Der Antrag hat folgenden Gesamtwortlaut:
Entschließungsantrag
der Abgeordneten Dr. Christoph Matznetter, Eva Maria Holzleitner, BSc,
Genossinnen und Genossen
betreffend Grunderneuerung der ÖBAG
eingebracht in der 95. Sitzung des Nationalrates (XXVII. GP) am 9.4.2021 im Zuge der Debatte zur Dringlichen Anfrage des Abgeordneten Hafenecker und weiterer Abgeordneter betreffend Freunderlwirtschaft, Postenschacher und Korruption - Ein Leitfaden am Beispiel ÖBAG wie Sebastian Kurz die Republik zur Kurz AG umbaut
Der Generalsekretär im BMF, Thomas Schmid, und engster Vertrauter von Bundeskanzler Sebastian Kurz sucht sich – in der Rolle als oberster Beamter im BMF – zunächst „seine“ Aufsichtsräte in der ÖBAG selbst aus, führt mit allen Einzelgespräche. Danach „zimmert“ er sich als Generalsekretär eine Ausschreibung für einen ÖBAG-Alleinvorstand mit einem jährlichen Salär von 400.000 bis 600.000 Euro selbst zusammen. Wichtige Kriterien wie internationale Erfahrung oder Erfahrung im Management in der Privatwirtschaft kommen in der Ausschreibung nicht vor – sonst hätte er selbst den Job nämlich nicht bekommen dürfen. Schmid bewirbt sich dann für den Job, dessen Ausschreibung er selbst gezimmert hat, und wird von Personen bewertet und ernannt, die er zuvor in seiner Funktion als Generalsekretär – in Rücksprache mit Bundeskanzler Kurz - selbst mit Aufsichtsratsmandaten versorgt hat. Kriterium für ein Aufsichtsratsmandat ist laut Chats, die von Medien veröffentlicht wurden, die „Steuerbarkeit“ (also die politische Beeinflussbarkeit).

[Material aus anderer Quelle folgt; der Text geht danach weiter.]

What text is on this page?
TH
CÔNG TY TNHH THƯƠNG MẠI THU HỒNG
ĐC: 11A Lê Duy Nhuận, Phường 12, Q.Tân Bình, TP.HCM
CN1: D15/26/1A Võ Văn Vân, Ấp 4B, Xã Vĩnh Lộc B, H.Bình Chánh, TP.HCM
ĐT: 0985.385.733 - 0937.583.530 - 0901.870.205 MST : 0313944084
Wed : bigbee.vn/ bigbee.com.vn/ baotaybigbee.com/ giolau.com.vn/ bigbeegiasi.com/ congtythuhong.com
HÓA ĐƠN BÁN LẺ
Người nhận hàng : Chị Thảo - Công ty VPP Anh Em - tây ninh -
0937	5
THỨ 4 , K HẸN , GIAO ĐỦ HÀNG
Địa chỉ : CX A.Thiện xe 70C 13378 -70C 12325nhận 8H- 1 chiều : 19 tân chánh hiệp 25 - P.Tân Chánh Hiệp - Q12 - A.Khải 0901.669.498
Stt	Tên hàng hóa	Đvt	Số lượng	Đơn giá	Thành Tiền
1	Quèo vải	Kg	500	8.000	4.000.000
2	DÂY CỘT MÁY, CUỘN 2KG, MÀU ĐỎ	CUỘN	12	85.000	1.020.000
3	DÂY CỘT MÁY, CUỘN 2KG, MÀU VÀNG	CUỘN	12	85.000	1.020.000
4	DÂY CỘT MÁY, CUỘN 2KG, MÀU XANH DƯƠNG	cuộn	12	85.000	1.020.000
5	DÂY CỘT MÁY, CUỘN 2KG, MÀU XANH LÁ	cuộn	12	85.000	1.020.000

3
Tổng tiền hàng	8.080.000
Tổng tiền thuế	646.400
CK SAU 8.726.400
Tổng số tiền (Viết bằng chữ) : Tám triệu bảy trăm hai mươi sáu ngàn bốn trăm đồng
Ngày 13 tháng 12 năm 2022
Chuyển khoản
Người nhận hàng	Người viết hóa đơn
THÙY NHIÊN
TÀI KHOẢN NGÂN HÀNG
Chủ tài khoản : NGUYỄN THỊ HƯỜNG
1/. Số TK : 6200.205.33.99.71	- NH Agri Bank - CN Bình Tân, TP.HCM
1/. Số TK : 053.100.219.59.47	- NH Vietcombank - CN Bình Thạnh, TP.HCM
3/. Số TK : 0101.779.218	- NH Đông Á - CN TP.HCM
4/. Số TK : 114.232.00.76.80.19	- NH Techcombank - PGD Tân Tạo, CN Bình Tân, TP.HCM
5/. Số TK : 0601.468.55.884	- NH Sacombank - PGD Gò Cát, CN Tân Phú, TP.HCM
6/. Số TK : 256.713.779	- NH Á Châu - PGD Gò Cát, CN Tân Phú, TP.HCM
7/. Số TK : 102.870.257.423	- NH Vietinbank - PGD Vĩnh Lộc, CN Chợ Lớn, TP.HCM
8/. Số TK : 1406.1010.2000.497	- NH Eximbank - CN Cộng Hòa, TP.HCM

Beim oben beschriebenen Bestellprozess handelt es sich um einen hoch dotierten Job als Alleinvorstand in der österreichischen Staatsholding, die eigentlich wichtige Aufgaben für den Standort Österreich erfüllen sollte (viele der zentralen Staatsbeteiligungen werden dort gehalten, insgesamt im Wert von 27 Milliarden Euro). Stattdessen wird die ÖBAG heute offensichtlich als türkise Selbstbereicherungs- und Jobmaschine zweckentfremdet.
Thomas Schmid soll – trotz all dieser Vorgänge – ein weiteres Jahr ÖBAG Alleinvorstand bleiben. In dieser Zeit bezahlt im der österreichische Steuerzahler ein Gehalt, für das der durchschnittliche Steuerzahler in Österreich selbst 15 Jahre arbeiten muss. Der Aufsichtsrat der ÖBAG bleibt in der Causa untätig. Eine vernünftige Stärkung des parlamentarischen Interpellationsrechts - auch bei ausgegliederten Gesellschaften - wäre angesichts der oben beschriebenen Vorgänge ebenso geboten.
Die unterfertigten Abgeordneten stellen daher folgenden
Entschließungsantrag
Der Nationalrat wolle beschließen:
„Die Bundesregierung wird aufgefordert dem Nationalrat eine Reform der ÖBAG vorzulegen, die insbesondere folgende Punkte enthält:
1) Klare gesetzliche Kriterien für künftige ÖBAG Vorstände, sodass es nicht mehr möglich ist sich Ausschreibungen im Hinterzimmer zu basteln.
2) Ein verpflichtendes Hearing von BewerberInnen für den ÖBAG Vorstand im Parlament.
3) Sicherstellung eines 4-Augen-Prinzips in der ÖBAG.